For big oil this opens up some possibilities for sure, but they are in exploration with its attendant risks. Moreover, if the shale boom in the U.S. is any guide, smaller, more nimble firms will be the ones to benefit the most, at least initially. We could take a guess at which ones that will be, but this strikes me as another situation where the “picks and shovels” approach that I have outlined here before offers the best chance for investors to profit. Put simply, during a gold rush it is those that supply the prospectors, rather, than the prospectors themselves, who consistently make money.
Rather than trying to pick winners in the exploration game, investing in the oil service companies that they all will use makes more sense. Foreign oil service companies have been allowed in Mexico for some time, so three of the biggest in that field are all well placed to take advantage of the boom.
Schlumberger (SLB), Halliburton (HAL) and Weatherford International (WFT) all have operations in Mexico, with extensive local knowledge and contacts. The prospect of servicing incoming exploration companies, combined with recent weakness in their stock, makes them all attractive propositions at current levels. It should be noted that said weakness is largely in response to uncertainty about Russia, and some may wait for resolution there before wading in. To me, though, that weakness looks to provide a decent entry point for long term investors, and the effects of the sanctions and disruption are starting to look priced in.
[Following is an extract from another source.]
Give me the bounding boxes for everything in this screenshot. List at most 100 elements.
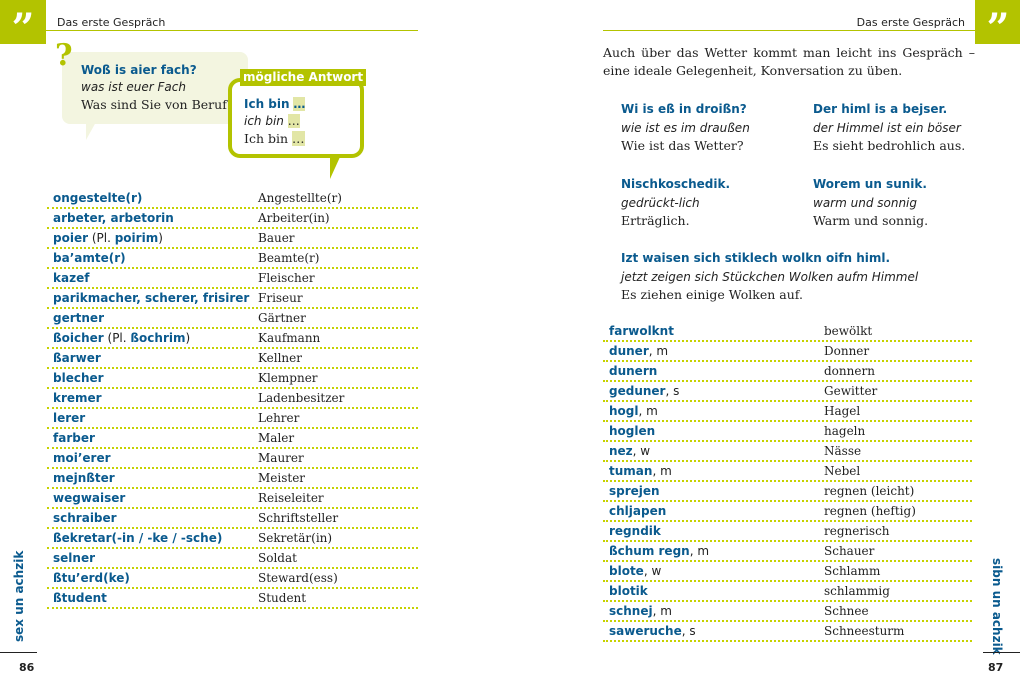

If you agree that oil service companies look like the best way to play the start of the coming Mexican oil boom, then don’t try to pick a winner, just spread an investment between the three mentioned.
Nearby levels of previous support or resistance in all three stocks are likely to provide support in the short term; SLB at around $104, HAL at around $65.50 and WFT at around $20. They all may be too close to be used as effective stop loss levels given recent volatility and the long term nature of the investment, but a significant break below those levels should be watched for and, should that occur, I would be looking to take a small loss on part of the position and buy again when things settle down. This would be a situation where the old trading rule about never averaging can be put aside.
Of course, the opening of the Mexican oil market will be beneficial to the big oil companies over time; the size and scope of their operations, combined with their expertise, mean that most things are. Given that Pemex will be keeping the proven fields though, and given what we know about the way the U.S. shale boom has played out, a broad based investment in those supplying the boom rather than attempting to pick a winner among the explorers makes sense to me.